The conference later heard that one of the forerunners of the Community Pharmacist Consultation Service – the digital minor illness referral scheme (DMIRS) – was popular. NHS England's Anne Joshua said 81 per cent of patients were satisfied with the service, while 90 per cent of pharmacists had confidence in it.
Ms Joshua said users and GPs found the service reassuring, convenient and of clinical value. There were a small number of patients reporting a negative experience, largely related to their feeling inappropriately referred, or where the pharmacy was unable to complete the care episode and they had to go somewhere else.
Public confidence
To make a success of the funding settlement “we will need to do much more than design and implement new services,” Ms Churchill said. “We will need to work hard to make sure that the public confidence in using community pharmacy services continues to grow, with other part of the NHS proactively signposting people to them, growing trust in the system.
“We will need to reform the way we work to free up pharmacists’ time, so they are able to make optimal use of their clinical skills for patients, and we will need to recognise that we continue to work in an environment where money is limited.”
Shift away from volume focus
Ms Churchill said the Government wanted to help the sector change from a volume-driven model to an outcomes-focused service.
“If we want to join up and transform community services, integration is vital.
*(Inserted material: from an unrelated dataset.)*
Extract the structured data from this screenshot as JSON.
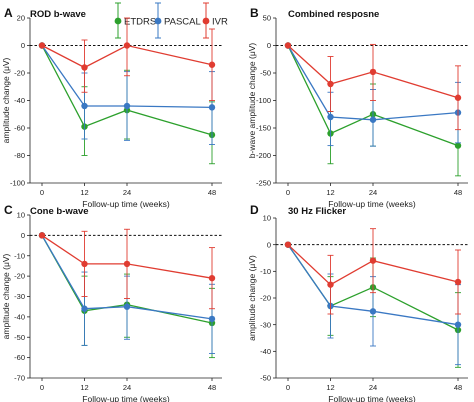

This requires hard work and culture change,” she added, noting that the role of local pharmaceutical committees would be key in hardwiring community pharmacy services into local care pathways to meet local priorities.
“I recognise this is a very different way of working, and it will take time to get it right. But these are the changes that have been asked for and there is no better time to start than right now,” she added, promising to continue the development work funded by the Pharmacy Integration Fund and the new test bed pilots announced in the GP contract to explore how pharmacies would be integrated into primary care networks, with referral in and out.